I should have included the Geekport description.
https://en.wikipedia.org/wiki/BeBox
“An experimental-electronic-development oriented port, backed by three fuses on the mainboard, the 37-pin D-Sub “GeekPort” provides Digital and analog I/O and DC power[13] on the ISA bus:
Two independent, bidirectional 8-bit ports
Four A/D pins routing to a 12-bit A/D converter
Four D/A pins connected to an independent 8-bit D/A converter
Two signal ground reference pins
Eleven power and ground pins: Two at +5 V, one at +12 V, one at -12 V, seven ground pins
”
The pinout:
http://www.hardwarebook.info/GeekPort
The modern version of the Geekport, of course, is the Raspberry Pi’s pins, either 26 or 40 of them.
(Or using USB to connect to whatever, of course. Lots of Arduinoish things, a few WS2812s, etc.)
your disc have microcontroler, so big! linux fit
I wish MSI would release their firmware. I want to chnage the charge voltage of the BQ24780S to 12.6 instead of 12.3V. I guess i could send SMBus command directly and maybe chnage the value for a while, but im pretty sure the EC chip would always chnage it back
Actually “Charge Voltage” and “Charge Current” are read out from the SBS uC in the battery by the EC. Then they are sent to the charger IC. EC also usually checks “Manufacturer Name” and/or “Device Name” register from SBS to be sure you are using correct battery. Also battery can send CV and CC values by itself(Broadcast mode), but I saw it only a few times. Also all this is correct only for TI uCs, I mainly work with their products.

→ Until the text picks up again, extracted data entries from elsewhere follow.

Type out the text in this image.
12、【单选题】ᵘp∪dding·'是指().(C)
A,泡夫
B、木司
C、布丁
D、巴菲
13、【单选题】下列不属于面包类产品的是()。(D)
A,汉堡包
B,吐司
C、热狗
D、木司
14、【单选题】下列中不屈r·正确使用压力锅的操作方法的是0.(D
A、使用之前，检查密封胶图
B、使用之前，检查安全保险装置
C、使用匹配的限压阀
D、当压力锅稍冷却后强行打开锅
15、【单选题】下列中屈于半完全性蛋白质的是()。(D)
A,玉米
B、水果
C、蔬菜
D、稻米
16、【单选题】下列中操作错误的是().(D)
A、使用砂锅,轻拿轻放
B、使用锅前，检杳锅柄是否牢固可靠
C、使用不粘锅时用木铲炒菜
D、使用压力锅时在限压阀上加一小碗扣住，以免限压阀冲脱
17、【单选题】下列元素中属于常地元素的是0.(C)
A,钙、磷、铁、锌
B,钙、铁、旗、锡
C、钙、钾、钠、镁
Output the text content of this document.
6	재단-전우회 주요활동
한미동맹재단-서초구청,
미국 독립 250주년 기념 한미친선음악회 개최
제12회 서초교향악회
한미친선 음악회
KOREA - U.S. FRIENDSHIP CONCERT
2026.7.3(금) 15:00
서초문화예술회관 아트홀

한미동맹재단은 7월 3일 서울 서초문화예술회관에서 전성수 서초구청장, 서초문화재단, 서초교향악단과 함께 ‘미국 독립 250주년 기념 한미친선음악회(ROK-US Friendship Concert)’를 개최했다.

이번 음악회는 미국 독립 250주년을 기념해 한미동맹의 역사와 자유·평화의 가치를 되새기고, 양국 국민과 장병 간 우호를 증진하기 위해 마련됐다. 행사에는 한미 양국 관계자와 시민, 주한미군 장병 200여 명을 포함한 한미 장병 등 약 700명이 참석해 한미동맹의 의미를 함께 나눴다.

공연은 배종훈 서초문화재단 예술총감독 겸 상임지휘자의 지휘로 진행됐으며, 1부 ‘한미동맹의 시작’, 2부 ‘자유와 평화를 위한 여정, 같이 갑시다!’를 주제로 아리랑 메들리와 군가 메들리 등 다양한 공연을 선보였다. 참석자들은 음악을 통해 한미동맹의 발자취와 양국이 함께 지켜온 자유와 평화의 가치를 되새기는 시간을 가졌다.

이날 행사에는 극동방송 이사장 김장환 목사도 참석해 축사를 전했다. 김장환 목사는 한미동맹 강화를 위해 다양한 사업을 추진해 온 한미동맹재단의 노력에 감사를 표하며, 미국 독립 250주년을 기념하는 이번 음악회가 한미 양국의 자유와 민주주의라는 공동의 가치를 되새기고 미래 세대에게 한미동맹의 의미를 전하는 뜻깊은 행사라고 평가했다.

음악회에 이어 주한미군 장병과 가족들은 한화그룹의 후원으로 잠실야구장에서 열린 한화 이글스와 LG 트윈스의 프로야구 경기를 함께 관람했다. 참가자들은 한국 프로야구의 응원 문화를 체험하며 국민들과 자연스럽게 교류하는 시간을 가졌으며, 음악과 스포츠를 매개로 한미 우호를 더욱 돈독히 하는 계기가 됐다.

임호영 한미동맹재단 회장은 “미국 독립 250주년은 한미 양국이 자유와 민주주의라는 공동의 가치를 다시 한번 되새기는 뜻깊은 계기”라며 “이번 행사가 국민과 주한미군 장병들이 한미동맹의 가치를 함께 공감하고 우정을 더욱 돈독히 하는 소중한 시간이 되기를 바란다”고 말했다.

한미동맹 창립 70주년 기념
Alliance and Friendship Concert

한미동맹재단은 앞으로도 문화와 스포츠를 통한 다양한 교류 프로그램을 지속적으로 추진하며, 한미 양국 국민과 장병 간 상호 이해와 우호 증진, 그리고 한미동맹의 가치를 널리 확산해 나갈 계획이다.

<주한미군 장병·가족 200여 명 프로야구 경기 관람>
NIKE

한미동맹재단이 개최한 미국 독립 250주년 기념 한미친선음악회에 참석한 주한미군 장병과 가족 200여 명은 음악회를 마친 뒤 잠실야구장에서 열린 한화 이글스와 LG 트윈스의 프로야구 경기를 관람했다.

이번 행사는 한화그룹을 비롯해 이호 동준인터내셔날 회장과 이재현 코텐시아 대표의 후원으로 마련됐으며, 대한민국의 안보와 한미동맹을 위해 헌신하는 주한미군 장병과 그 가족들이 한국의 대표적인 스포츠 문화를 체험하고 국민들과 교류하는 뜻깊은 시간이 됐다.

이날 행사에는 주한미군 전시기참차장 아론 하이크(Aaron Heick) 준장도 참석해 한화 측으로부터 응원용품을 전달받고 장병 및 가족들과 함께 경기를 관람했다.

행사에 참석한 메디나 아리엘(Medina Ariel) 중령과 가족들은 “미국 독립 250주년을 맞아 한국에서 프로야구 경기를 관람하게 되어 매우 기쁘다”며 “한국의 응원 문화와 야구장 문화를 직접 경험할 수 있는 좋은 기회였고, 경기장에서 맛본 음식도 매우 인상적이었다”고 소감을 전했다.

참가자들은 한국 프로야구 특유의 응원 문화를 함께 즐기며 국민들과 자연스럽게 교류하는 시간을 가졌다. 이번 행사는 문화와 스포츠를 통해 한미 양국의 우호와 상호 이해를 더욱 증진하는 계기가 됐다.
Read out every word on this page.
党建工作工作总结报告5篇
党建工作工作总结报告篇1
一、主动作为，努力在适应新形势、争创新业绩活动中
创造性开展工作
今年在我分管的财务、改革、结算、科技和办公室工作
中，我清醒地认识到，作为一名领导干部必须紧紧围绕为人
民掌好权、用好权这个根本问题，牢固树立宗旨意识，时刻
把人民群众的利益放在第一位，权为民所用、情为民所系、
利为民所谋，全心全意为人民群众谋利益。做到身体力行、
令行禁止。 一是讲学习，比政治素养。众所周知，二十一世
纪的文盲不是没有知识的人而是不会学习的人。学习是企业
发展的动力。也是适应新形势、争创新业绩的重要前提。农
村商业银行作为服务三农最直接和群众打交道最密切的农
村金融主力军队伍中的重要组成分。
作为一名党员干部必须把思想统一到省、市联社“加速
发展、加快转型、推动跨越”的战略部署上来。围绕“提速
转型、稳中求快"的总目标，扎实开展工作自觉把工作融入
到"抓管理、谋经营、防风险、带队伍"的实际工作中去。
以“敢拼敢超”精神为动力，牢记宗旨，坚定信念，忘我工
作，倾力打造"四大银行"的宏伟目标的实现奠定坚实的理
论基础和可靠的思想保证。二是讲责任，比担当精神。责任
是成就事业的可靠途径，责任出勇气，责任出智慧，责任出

So if it’s still relevant to you – try to hack seal and FA on your battery. Batteries from 2010 to 2014 are mostly use bq20zXX(has known FA manufacturer backdoor), from 2014 to 2018 – bq30zXX(Also has known backdoor), from 2018 mostly bq40zXX(bq9000~ not much info on them, some are locked down really hard, but most are using default pass). Very rough estimates, but you can always check DeviceID and compare it to the known IDs. Or poke registers untill you find out.